The NSA recommends choosing supported MCP projects, defining trust boundaries, validating parameters, sandboxing tool execution, signing and verifying MCP messages, filtering chained outputs, instrumenting logs, tracking MCP vulnerabilities, and scanning networks for open or vulnerable servers.
Those recommendations map cleanly to the same controls teams already use for software supply chains: inventory, provenance, least privilege, review gates, runtime monitoring, and vulnerability response.
The agent-specific part is that the artifact is not always a package tarball. It may be a skill file, a plugin manifest, a live MCP server, a tool description, a schema, a connector permission set, or a runtime-discovered tool list.
If the agent can read it and act on it, it belongs in the supply chain.
What Teams Should Do Now
Start with inventory. List every MCP server, connector, plugin, and skill that your agents can reach. Include local developer machines, CI runners, cloud workloads, and desktop agent configs. If a tool can touch code, credentials, customer data, tickets, messages, or production systems, it belongs on the list.
Record the publisher and source for each capability. For code-distributed servers and skills, capture the repository, version, commit, hash, and scan result. For hosted servers, capture the URL, operator, authentication model, exposed tools, and expected data paths.

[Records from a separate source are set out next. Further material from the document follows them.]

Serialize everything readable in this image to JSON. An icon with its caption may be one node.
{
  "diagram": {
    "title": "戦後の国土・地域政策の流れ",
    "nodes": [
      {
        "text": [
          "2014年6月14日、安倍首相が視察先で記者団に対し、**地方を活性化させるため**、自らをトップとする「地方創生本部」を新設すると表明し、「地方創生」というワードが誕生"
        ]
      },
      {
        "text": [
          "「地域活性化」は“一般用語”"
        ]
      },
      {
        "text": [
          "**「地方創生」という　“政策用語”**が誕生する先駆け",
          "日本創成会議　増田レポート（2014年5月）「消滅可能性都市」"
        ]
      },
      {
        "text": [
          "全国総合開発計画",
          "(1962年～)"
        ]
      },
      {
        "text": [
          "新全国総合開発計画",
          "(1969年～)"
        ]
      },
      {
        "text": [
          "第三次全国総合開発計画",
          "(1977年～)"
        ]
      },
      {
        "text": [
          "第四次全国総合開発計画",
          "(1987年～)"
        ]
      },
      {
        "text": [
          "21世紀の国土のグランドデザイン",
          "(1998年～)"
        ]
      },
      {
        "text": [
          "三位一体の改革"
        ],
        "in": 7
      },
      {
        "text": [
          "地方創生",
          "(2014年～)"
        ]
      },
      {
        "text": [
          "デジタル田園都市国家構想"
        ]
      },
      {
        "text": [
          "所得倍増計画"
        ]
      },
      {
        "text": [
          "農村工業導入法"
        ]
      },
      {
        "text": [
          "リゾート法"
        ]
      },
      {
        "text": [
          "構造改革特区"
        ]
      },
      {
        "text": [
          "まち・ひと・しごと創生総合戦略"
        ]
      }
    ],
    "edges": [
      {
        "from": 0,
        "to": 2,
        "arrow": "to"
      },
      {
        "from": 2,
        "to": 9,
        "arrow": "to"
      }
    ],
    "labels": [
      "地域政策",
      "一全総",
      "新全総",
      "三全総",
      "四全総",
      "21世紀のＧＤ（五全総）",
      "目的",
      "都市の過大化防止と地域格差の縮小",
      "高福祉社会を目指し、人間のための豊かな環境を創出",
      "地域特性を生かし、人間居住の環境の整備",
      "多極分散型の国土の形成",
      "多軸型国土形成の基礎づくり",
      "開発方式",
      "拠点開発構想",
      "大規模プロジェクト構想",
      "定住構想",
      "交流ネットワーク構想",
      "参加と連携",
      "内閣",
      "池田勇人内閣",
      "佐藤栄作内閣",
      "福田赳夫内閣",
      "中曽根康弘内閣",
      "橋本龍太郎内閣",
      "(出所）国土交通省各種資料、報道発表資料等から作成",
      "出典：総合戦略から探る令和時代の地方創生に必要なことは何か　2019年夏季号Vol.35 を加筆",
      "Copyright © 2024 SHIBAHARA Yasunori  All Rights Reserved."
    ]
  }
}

Then separate static approval from runtime approval. A one-time install approval should not silently cover new tools, broader schemas, changed descriptions, or new credential scopes. When the tool surface changes, require re-review or at least a logged policy decision.
Keep high-risk tools behind explicit boundaries. Filesystem write access, shell execution, cloud APIs, production databases, messaging systems, deployment actions, and credential-bearing integrations need stricter treatment than documentation lookup or weather data. Human approval still has a place around actions with real blast radius.
Scan before install, and keep scanning after install. Static scanners can catch suspicious skill instructions, malicious subprocess calls, credential access patterns, obfuscation, and poisoned metadata in code-distributed artifacts. Network and runtime scanners are needed for open MCP ports, unexpected tool changes, suspicious tool-call chains, and servers that drift after approval.
Finally, log the agent path, not just the API call. A normal-looking API request can still be unsafe if the agent was steered into making it by poisoned context. Useful logs need to show which agent acted, which tool it selected, what parameters it used, what output came back, and whether any policy blocked an attempted chain.
Where SkillSafe Fits
SkillSafe is focused on the first mile of this problem: verifying the AI skills and plugin-like artifacts developers install before agents consume them.
That does not replace MCP gateways, cloud runtime monitoring, or enterprise DLP. It complements them. The NSA guidance is valuable because it makes the layered model explicit: choose supported projects, verify origins, constrain execution, monitor outputs, track vulnerabilities, and scan for unauthorized services.
The same logic applies to AI skills. Before a skill changes how an agent behaves, teams should know who published it, what it asks the agent to do, whether it touches sensitive files, whether it contains prompt-injection patterns, and whether the artifact installed by the user matches the artifact that was reviewed.
That is why dual-side verification matters. Publisher-side scanning catches problems before sharing. Consumer-side re-scanning checks what actually arrives before install. Cryptographic verification detects tampering between those two points.
MCP servers, connectors, plugins, and skills are different layers, but they all feed the same agent. Attackers do not care which layer gives them leverage. They care whether the agent has access and whether the user trusts the capability enough to let it run.
The NSA guidance is a useful line in the sand: agent tooling is infrastructure now. It needs inventory, verification, permission boundaries, and monitoring.
The teams that treat it that way will move faster, not slower, because they will know which tools are safe enough to trust.